Thursday, June 16, 2016

The 12th Sunday of the Year: 2016





Sit in your cell as in paradise. Put the whole world behind you and forget it. Watch your thoughts like a good fisherman watching for fish. The path you must follow is in the Psalms— never leave it. If you have just come to the monastery, and in spite of your good will you cannot accomplish what you want, take every opportunity you can to sing the Psalms in your heart and to understand them with your mind. And if your mind wanders as you read, do not give up; hurry back and apply your mind to the words once more. Realize above all that you are in God's presence, and stand there with the attitude of one who stands before the emperor. Empty yourself completely and sit waiting, content with the grace of God, like the chick who tastes nothing and eats nothing but what his mother brings him. –The Brief Rule of St. Romauld


If any man would come after me

The English poet, Stevie Smith, who never managed to abandon or accept her childhood Anglicanism and called herself 'a lapsed atheist' complained in one of her poems:

            Oh Christianity, Christianity
            Why do you not answer our difficulties?

            Oh what do you mean, what do you mean?
            You never answer our questions.

Whatever else you might say about that, Christianity is the most questioning religion there is.  Fides quaerens intellectum: 'faith seeking understanding' so said Augustine, Anselm, and Aquinas. It may well be the case that we do not understand or like the answers because it is faith which does the seeking. But we are not the only ones to have questions; Jesus has some questions for us as in the Gospel this Sunday.

“Who do men say that I am?” “Who do you say that I am?” and an answer to a question which is not asked “who are you?”

In the first three Gospels this set of questions is a turning point in the life of Jesus. Jesus has acted like a messiah and you would have to be pretty dense to miss his messianic credentials. But messiahs are a dime a dozen. So the question is what kind of messiah? So important is this question that St. Luke prefaces it by telling us that Jesus prayed alone. This is St. Luke’s habit. When the heavens were about to open during Jesus' baptism, when Jesus was about to begin His public ministry, when He chose the twelve apostles, at the moment of His transfiguration, and on the Mount of Olives before His Passion, Luke specifically tells us that Jesus prayed. And so today's Gospel is on a par with these great events in Jesus life. The question of who Jesus is is the fundamental question. It is only once Peter has confessed that Jesus is the Christ of God, that Jesus is able to reveal His mission to His disciples: the Son of man must suffer many things, and be rejected by the elders and chief priests and scribes, and be killed, and on the third day be raised.

Peter gives, we think, the right answer: ‘you are the Messiah of God” Unlike St. Matthew’s account St. Luke does not mention any congratulations given to Peter: nothing about being blessed or being the rock of the Church because Peter’s image of the Messiah remains an Old Testament one.

Peter’s understanding of the Scriptures had led him and most of his contemporaries to expect the Messiah to be a triumphant king, who would liberate God’s people from political  tyranny, especially the Roman occupation.  But Jesus needed to teach the apostles to see His mission in a much harsher light. The Messiah would fulfil the role of the Suffering Servant of the Lord, as prophesied by Isaiah. He would be despised, rejected, suffer a cruel death, but would rise triumphantly from the grave. “Messiah’ is a term so easily misunderstood that Jesus forbids his followers using the term: ‘he charged and commanded them to tell this to no one’.

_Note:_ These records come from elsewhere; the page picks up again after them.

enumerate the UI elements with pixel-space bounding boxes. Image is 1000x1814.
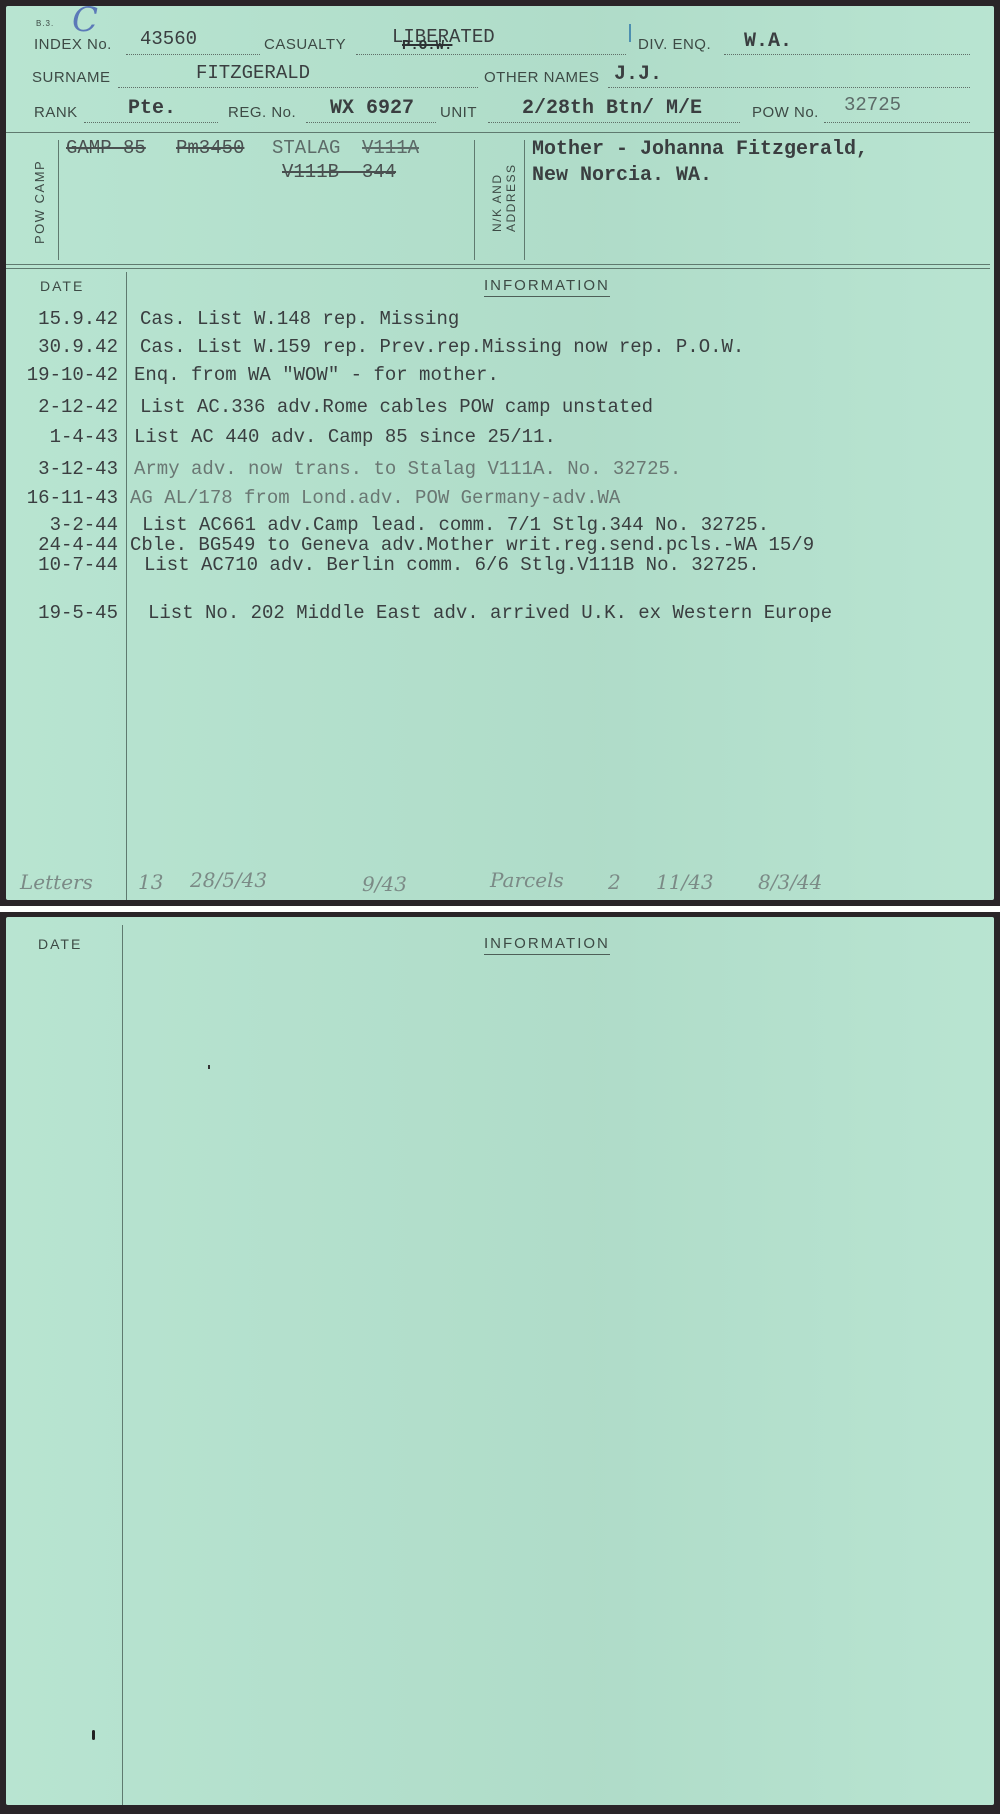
entry-date: 2-12-42 [6,396,118,418]
other-names-label: OTHER NAMES [484,69,600,86]
div-enq-label: DIV. ENQ. [638,36,711,53]
parcels-label: Parcels [490,868,564,892]
entry-text: Cas. List W.159 rep. Prev.rep.Missing no… [140,336,744,358]
entry-text: Cble. BG549 to Geneva adv.Mother writ.re… [130,534,814,556]
letters-date-2: 9/43 [362,872,407,896]
ink-mark [92,1730,95,1740]
other-names-line [608,87,970,88]
pow-no-label: POW No. [752,104,819,121]
nok-line-2: New Norcia. WA. [532,164,712,187]
entry-text: List AC 440 adv. Camp 85 since 25/11. [134,426,556,448]
pow-camp-current: STALAG [272,137,340,159]
entry-date: 19-10-42 [6,364,118,386]
unit-line [488,122,740,123]
pow-camp-struck-1: GAMP 85 [66,137,146,159]
surname-label: SURNAME [32,69,111,86]
div-enq-line [724,54,970,55]
information-heading-back: INFORMATION [484,935,610,955]
parcels-count: 2 [608,870,621,894]
pencil-tick [629,24,631,42]
surname-line [118,87,478,88]
card-back: DATE INFORMATION [6,917,994,1805]
entry-text: Cas. List W.148 rep. Missing [140,308,459,330]
date-column-divider-back [122,925,123,1805]
reg-no-value: WX 6927 [330,97,414,120]
casualty-struck-value: P.O.W. [402,38,452,54]
card-front: B.3. C INDEX No. 43560 CASUALTY LIBERATE… [6,6,994,900]
pow-no-line [824,122,970,123]
rank-line [84,122,218,123]
date-heading-back: DATE [38,936,82,952]
rank-label: RANK [34,104,78,121]
div-enq-value: W.A. [744,30,792,53]
casualty-line [356,54,626,55]
nok-divider-right [524,140,525,260]
entry-date: 30.9.42 [6,336,118,358]
reg-no-line [306,122,436,123]
date-column-divider [126,272,127,900]
unit-label: UNIT [440,104,477,121]
reg-no-label: REG. No. [228,104,296,121]
letters-date-1: 28/5/43 [190,868,267,892]
pow-camp-struck-4: V111B- 344 [282,161,396,183]
unit-value: 2/28th Btn/ M/E [522,97,702,120]
entry-date: 16-11-43 [6,487,118,509]
nok-divider-left [474,140,475,260]
pow-camp-divider [58,140,59,260]
entry-date: 3-12-43 [6,458,118,480]
entry-text: List No. 202 Middle East adv. arrived U.… [148,602,832,624]
index-no-line [126,54,260,55]
header-divider [6,132,994,133]
entry-text: List AC710 adv. Berlin comm. 6/6 Stlg.V1… [144,554,760,576]
nok-label-2: ADDRESS [504,163,518,232]
pow-camp-label: POW CAMP [32,160,47,244]
entry-date: 24-4-44 [6,534,118,556]
pow-no-value: 32725 [844,94,901,116]
pow-camp-struck-2: Pm3450 [176,137,244,159]
letters-count: 13 [138,870,163,894]
nok-line-1: Mother - Johanna Fitzgerald, [532,138,868,161]
entry-text: List AC.336 adv.Rome cables POW camp uns… [140,396,653,418]
date-heading: DATE [40,278,84,294]
parcels-date-1: 11/43 [656,870,714,894]
entry-text: Army adv. now trans. to Stalag V111A. No… [134,458,681,480]
section-divider-top [6,264,990,265]
entry-date: 15.9.42 [6,308,118,330]
other-names-value: J.J. [614,63,662,86]
speck-mark [208,1065,210,1069]
nok-label-1: N/K AND [490,173,504,232]
entry-date: 10-7-44 [6,554,118,576]
rank-value: Pte. [128,97,176,120]
casualty-label: CASUALTY [264,36,346,53]
pencil-annotation: C [72,0,98,40]
entry-text: AG AL/178 from Lond.adv. POW Germany-adv… [130,487,620,509]
form-code: B.3. [36,19,54,28]
entry-text: Enq. from WA "WOW" - for mother. [134,364,499,386]
index-no-value: 43560 [140,28,197,50]
surname-value: FITZGERALD [196,62,310,84]
letters-label: Letters [20,870,93,894]
entry-date: 19-5-45 [6,602,118,624]
section-divider-bottom [6,268,990,269]
index-no-label: INDEX No. [34,36,112,53]
parcels-date-2: 8/3/44 [758,870,822,894]
information-heading: INFORMATION [484,277,610,297]
pow-camp-struck-3: V111A [362,137,419,159]
entry-date: 1-4-43 [6,426,118,448]
entry-date: 3-2-44 [6,514,118,536]
entry-text: List AC661 adv.Camp lead. comm. 7/1 Stlg… [142,514,769,536]
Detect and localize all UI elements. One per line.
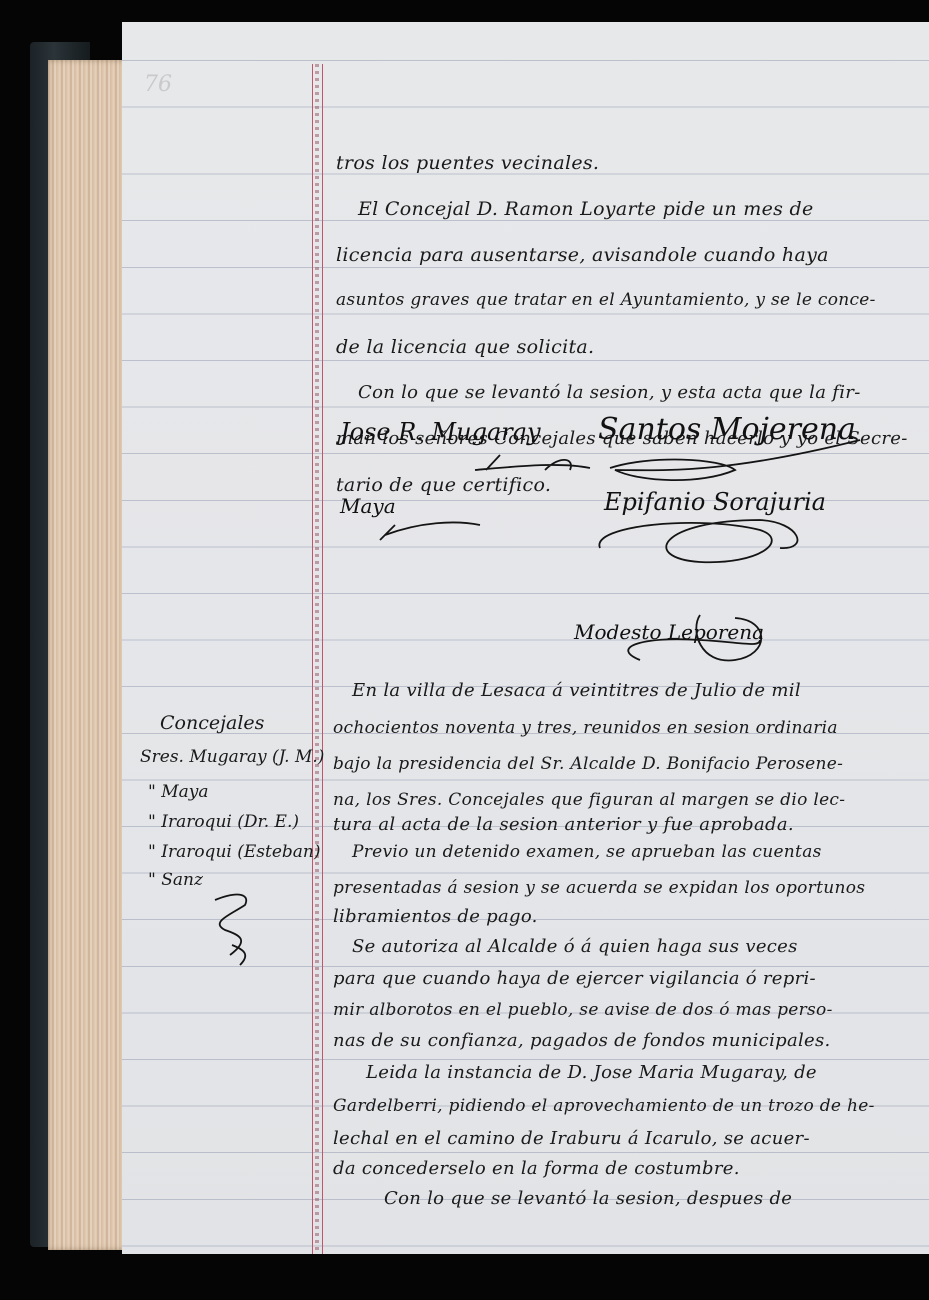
session-line: Gardelberri, pidiendo el aprovechamiento… (333, 1096, 875, 1116)
signature-maya: Maya (340, 494, 396, 518)
margin-entry: " Sanz (148, 870, 203, 890)
session-line: Previo un detenido examen, se aprueban l… (352, 842, 822, 862)
session-line: En la villa de Lesaca á veintitres de Ju… (352, 680, 801, 701)
session-line: Se autoriza al Alcalde ó á quien haga su… (352, 936, 798, 957)
session-line: lechal en el camino de Iraburu á Icarulo… (333, 1128, 810, 1149)
margin-entry: " Maya (148, 782, 209, 802)
session-line: presentadas á sesion y se acuerda se exp… (333, 878, 865, 898)
margin-entry: " Iraroqui (Esteban) (148, 842, 321, 862)
minutes-line: El Concejal D. Ramon Loyarte pide un mes… (358, 198, 814, 220)
minutes-line: tros los puentes vecinales. (336, 152, 599, 174)
session-line: nas de su confianza, pagados de fondos m… (333, 1030, 831, 1051)
minutes-line: tario de que certifico. (336, 474, 551, 496)
session-line: bajo la presidencia del Sr. Alcalde D. B… (333, 754, 843, 774)
minutes-line: Con lo que se levantó la sesion, y esta … (358, 382, 861, 403)
page-edges-stack (48, 60, 128, 1250)
session-line: para que cuando haya de ejercer vigilanc… (333, 968, 816, 989)
session-line: ochocientos noventa y tres, reunidos en … (333, 718, 838, 738)
minutes-line: de la licencia que solicita. (336, 336, 594, 358)
session-line: Con lo que se levantó la sesion, despues… (384, 1188, 792, 1209)
margin-heading: Concejales (160, 712, 264, 734)
margin-entry: Sres. Mugaray (J. M.) (140, 747, 324, 767)
minutes-line: licencia para ausentarse, avisandole cua… (336, 244, 829, 266)
signature-sorajuria: Epifanio Sorajuria (604, 488, 826, 516)
minutes-line: asuntos graves que tratar en el Ayuntami… (336, 290, 876, 310)
margin-rule (312, 64, 323, 1254)
signature-leporena: Modesto Leporena (574, 620, 764, 644)
session-line: tura al acta de la sesion anterior y fue… (333, 814, 794, 835)
session-line: libramientos de pago. (333, 906, 538, 927)
margin-entry: " Iraroqui (Dr. E.) (148, 812, 299, 832)
signature-mugaray: Jose R. Mugaray (340, 418, 541, 446)
session-line: Leida la instancia de D. Jose Maria Muga… (366, 1062, 817, 1083)
session-line: mir alborotos en el pueblo, se avise de … (333, 1000, 833, 1020)
signature-mojerena: Santos Mojerena (598, 412, 856, 447)
page-number: 76 (144, 72, 172, 97)
session-line: na, los Sres. Concejales que figuran al … (333, 790, 845, 810)
session-line: da concederselo en la forma de costumbre… (333, 1158, 740, 1179)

Whatever the crowds may say, whatever Peter and the other followers may say, Jesus knows who he is: “Messiah crucified, a stumbling block to Jews and folly to Gentiles”.

It is at this point that things get really interesting and inconvenient. Jesus answers the unasked question: who are you. There is a kind of Christianity which imagines that once we know who Jesus is and profess our faith in that Jesus, then we have done all we have to do and Jesus will take care of the rest. But Jesus insists we have to become like him, be rejected like him, die like him, if we want to be raised like him. Faith must embrace fully conformity to the life and death and resurrection of Jesus.

Who are we anyway? Sigmund Freud maintained that man had received in the last few centuries three wounds to his pride; first he realized that the earth and its inhabitants were not the center of the universe; second that man himself was simply the product of blind biological processes; finally that reason, man’s greatest pride, was just the result of the survival of the fittest. That is a pessimistic view, which has nothing in common with the uniquely optimistic view of man found in the Gospel.

Rejection, self-denial, carrying crosses certainly sounds pessimistic but it presupposes that we have the ability to choose and that there is a choice to be made: “whoever would save his life will lose it; and whoever loses his life for my sake, he will save it”.